The transition from monolithic architecture to microservices has enhanced flexibility in application design and its scalable execution. This approach often involves using a computing cluster managed by a container orchestration platform, which supports the deployment of microservices. However, this shift introduces significant challenges, particularly in the efficient scheduling of containerized services. These challenges are compounded by unpredictable scenarios such as dynamic incoming workloads with various execution traffic and variable communication delays among cluster nodes. Existing works often overlook the real-time traffic impacts of dynamic requests on running microservices, as well as the varied communication delays across cluster nodes. Consequently, even optimally deployed microservices could suffer from significant performance degradation over time. To address these issues, we introduce a network and traffic-aware adaptive scheduling framework, TraDE. This framework can adaptively redeploy microservice containers to maintain desired performance amid changing traffic and network conditions within the hosting cluster. We have implemented TraDE as an extension to the Kubernetes platform. Additionally, we deployed realistic microservice applications in a real compute cluster and conducted extensive experiments to assess our framework's performance in various scenarios. The results demonstrate the effectiveness of TraDE in rescheduling running microservices to enhance end-to-end performance while maintaining a high goodput ratio. Compared with the existing method NetMARKS, TraDE outperforms it by reducing the average response time of the application by up to 48.3\%, and improving the throughput by up to 1.4x while maintaining a goodput ratio of 95.36\% and showing robust adaptive capability under sustained workloads.

翻译：从单体架构向微服务的转型提升了应用设计的灵活性及其可扩展执行能力。
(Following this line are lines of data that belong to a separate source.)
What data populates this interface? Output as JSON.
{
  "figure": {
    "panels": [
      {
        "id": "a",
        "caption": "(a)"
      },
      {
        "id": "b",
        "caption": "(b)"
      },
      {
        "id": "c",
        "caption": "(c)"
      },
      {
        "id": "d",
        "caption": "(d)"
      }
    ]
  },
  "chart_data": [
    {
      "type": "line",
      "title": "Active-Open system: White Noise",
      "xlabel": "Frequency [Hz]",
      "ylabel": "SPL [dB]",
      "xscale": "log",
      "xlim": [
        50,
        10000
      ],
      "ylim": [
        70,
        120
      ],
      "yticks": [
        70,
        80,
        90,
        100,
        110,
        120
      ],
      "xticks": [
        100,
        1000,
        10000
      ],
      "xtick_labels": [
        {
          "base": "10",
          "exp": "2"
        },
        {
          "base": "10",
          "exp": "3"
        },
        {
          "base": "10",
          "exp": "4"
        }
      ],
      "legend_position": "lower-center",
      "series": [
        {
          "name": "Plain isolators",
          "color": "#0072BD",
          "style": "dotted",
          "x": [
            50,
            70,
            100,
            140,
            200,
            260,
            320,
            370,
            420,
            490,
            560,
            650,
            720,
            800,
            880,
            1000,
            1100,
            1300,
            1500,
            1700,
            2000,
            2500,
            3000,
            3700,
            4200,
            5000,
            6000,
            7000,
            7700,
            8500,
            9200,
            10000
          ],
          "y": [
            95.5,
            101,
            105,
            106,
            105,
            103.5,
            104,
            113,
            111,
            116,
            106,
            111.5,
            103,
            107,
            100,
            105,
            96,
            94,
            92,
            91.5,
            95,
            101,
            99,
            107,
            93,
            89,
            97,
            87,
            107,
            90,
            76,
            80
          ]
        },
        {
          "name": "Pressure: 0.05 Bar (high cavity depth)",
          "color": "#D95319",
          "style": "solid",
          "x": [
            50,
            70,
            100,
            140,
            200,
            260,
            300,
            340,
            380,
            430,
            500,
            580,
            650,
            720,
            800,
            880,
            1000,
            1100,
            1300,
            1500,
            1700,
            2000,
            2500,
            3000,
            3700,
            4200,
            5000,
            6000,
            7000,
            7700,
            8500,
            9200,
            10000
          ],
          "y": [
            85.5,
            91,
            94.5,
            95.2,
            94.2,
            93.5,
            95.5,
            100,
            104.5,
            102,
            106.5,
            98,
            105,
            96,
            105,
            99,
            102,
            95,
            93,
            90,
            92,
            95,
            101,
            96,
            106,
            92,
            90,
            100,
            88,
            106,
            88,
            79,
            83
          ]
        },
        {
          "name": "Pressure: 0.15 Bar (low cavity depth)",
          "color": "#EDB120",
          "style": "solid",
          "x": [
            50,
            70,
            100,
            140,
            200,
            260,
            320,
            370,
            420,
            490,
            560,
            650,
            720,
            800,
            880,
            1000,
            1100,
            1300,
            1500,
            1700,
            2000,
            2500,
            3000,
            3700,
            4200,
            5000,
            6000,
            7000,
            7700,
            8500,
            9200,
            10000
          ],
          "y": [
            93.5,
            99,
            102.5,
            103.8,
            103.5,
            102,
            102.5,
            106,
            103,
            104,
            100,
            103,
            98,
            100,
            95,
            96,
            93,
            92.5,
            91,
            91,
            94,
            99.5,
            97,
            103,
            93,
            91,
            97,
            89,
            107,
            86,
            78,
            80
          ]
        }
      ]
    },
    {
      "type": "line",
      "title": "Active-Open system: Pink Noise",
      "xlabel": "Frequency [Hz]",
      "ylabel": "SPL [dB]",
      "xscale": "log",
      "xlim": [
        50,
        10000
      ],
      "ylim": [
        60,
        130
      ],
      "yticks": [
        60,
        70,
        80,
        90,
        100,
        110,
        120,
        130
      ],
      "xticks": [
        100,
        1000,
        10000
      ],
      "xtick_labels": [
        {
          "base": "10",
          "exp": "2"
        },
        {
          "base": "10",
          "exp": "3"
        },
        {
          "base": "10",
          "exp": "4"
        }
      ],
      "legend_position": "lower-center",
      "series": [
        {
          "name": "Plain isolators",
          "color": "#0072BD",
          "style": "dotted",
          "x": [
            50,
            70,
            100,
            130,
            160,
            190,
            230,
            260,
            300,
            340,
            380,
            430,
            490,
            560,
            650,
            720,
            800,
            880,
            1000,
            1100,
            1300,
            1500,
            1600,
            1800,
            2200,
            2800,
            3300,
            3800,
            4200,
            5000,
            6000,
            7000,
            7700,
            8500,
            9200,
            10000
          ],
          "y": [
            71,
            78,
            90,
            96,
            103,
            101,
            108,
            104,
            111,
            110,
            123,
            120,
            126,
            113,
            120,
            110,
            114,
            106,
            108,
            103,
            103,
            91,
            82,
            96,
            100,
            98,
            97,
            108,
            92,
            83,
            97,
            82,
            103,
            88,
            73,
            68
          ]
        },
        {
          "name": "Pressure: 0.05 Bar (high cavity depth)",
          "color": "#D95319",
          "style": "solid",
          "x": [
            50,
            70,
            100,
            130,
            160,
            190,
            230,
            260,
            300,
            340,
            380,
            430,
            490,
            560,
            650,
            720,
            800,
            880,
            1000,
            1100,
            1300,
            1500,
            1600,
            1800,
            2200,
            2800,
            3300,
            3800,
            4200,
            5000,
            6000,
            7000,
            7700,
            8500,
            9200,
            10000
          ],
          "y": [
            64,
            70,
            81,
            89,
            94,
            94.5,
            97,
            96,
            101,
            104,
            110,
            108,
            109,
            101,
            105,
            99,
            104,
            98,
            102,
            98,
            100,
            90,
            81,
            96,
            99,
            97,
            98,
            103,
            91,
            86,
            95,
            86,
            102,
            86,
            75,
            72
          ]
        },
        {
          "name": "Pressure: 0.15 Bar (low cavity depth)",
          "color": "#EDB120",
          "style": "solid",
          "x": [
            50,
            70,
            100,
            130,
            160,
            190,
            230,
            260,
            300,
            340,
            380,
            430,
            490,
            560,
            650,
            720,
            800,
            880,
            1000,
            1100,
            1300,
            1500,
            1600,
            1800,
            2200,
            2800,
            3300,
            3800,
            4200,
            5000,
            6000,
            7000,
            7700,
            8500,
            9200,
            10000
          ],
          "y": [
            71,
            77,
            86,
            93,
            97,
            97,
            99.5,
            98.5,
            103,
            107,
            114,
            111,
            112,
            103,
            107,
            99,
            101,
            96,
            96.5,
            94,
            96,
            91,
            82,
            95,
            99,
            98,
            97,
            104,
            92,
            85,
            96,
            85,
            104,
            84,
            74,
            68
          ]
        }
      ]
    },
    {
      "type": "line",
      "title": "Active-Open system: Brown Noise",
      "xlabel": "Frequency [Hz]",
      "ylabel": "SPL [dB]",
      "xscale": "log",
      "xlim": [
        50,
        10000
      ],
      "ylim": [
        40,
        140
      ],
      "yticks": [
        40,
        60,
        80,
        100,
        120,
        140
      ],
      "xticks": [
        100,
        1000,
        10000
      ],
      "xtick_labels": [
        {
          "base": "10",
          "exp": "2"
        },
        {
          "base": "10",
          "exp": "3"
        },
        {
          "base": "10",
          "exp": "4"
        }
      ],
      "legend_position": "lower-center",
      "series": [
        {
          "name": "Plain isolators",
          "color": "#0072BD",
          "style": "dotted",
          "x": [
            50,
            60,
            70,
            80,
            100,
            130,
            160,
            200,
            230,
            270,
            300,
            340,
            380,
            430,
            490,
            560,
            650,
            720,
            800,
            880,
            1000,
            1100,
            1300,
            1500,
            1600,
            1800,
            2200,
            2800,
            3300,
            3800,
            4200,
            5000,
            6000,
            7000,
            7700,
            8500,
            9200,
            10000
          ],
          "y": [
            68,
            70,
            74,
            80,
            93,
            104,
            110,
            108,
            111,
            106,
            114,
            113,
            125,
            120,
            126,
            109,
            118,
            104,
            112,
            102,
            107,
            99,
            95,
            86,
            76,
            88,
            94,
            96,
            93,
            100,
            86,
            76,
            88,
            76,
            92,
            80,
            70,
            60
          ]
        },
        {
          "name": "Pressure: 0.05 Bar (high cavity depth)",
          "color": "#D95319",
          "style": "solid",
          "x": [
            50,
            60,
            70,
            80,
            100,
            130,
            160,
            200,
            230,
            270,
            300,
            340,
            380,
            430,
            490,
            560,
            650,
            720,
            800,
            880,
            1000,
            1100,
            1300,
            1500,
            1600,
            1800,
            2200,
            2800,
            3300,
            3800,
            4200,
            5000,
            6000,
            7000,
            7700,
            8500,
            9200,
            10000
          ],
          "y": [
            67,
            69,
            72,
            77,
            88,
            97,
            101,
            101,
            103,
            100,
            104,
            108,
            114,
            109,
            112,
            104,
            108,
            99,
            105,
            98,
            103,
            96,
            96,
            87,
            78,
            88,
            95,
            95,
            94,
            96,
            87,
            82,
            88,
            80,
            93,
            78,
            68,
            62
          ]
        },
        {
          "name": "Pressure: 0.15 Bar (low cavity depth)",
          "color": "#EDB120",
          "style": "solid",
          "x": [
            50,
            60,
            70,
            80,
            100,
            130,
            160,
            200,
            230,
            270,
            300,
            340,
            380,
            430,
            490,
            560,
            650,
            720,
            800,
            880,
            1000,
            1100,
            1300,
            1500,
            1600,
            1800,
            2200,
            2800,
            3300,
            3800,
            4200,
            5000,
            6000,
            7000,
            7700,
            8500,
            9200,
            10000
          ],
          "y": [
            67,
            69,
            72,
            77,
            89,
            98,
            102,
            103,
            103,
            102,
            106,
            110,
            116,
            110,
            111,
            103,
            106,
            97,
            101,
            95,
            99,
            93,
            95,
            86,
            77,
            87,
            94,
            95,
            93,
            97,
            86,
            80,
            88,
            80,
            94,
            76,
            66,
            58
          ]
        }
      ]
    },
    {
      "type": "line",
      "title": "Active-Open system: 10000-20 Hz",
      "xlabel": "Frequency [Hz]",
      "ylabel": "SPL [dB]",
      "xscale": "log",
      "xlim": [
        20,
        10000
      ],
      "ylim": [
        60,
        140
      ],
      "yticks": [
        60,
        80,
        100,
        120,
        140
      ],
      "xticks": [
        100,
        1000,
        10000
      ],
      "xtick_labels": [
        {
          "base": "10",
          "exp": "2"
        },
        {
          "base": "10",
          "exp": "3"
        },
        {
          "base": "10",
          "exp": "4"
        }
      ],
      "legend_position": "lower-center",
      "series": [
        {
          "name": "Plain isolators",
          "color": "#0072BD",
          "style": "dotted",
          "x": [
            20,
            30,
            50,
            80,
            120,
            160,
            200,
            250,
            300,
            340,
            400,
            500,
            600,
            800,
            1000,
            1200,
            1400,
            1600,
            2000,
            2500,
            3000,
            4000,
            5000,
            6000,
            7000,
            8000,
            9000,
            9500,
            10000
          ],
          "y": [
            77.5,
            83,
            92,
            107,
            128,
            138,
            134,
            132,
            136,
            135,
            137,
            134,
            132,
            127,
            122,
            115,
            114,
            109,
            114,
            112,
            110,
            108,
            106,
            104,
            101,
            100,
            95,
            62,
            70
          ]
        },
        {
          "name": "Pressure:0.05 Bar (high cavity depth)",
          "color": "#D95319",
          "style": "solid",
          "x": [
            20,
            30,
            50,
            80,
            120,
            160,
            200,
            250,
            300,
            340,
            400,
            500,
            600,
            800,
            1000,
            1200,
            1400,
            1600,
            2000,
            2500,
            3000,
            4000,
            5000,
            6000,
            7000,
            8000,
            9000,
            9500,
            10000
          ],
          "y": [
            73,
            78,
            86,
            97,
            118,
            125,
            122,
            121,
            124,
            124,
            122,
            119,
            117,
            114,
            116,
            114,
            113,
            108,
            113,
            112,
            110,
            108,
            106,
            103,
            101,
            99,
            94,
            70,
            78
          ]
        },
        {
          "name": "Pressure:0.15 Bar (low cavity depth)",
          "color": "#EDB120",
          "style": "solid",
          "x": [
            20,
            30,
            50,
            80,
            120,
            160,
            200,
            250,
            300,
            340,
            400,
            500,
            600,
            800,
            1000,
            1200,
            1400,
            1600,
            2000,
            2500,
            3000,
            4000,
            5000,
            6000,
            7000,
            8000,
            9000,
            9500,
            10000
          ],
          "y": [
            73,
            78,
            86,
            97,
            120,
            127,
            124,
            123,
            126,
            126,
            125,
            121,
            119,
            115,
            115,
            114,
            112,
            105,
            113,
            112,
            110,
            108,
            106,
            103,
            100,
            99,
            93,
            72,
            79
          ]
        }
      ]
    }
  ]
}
该方法通常涉及使用由容器编排平台管理的计算集群，以支持微服务的部署。然而，这一转变也带来了显著挑战，尤其是在容器化服务的高效调度方面。这些挑战因不可预测的场景而加剧，例如具有不同执行流量的动态输入工作负载以及集群节点间可变的通信延迟。现有研究往往忽视了动态请求对运行中微服务的实时流量影响，以及集群节点间通信延迟的差异性。因此，即使是最优部署的微服务，随着时间的推移也可能遭受显著的性能下降。为解决这些问题，我们提出了一种网络与流量感知的自适应调度框架——TraDE。该框架能够自适应地重新部署微服务容器，以在托管集群内不断变化的流量和网络条件下维持期望的性能。我们已将TraDE实现为Kubernetes平台的扩展模块。此外，我们在真实计算集群中部署了实际的微服务应用，并进行了大量实验以评估框架在不同场景下的性能。结果表明，TraDE能有效通过重新调度运行中的微服务来提升端到端性能，同时保持较高的有效吞吐率。与现有方法NetMARKS相比，TraDE将应用的平均响应时间降低了最高达48.3%，吞吐量提升了最高达1.4倍，同时保持了95.36%的有效吞吐率，并在持续工作负载下展现出稳健的自适应能力。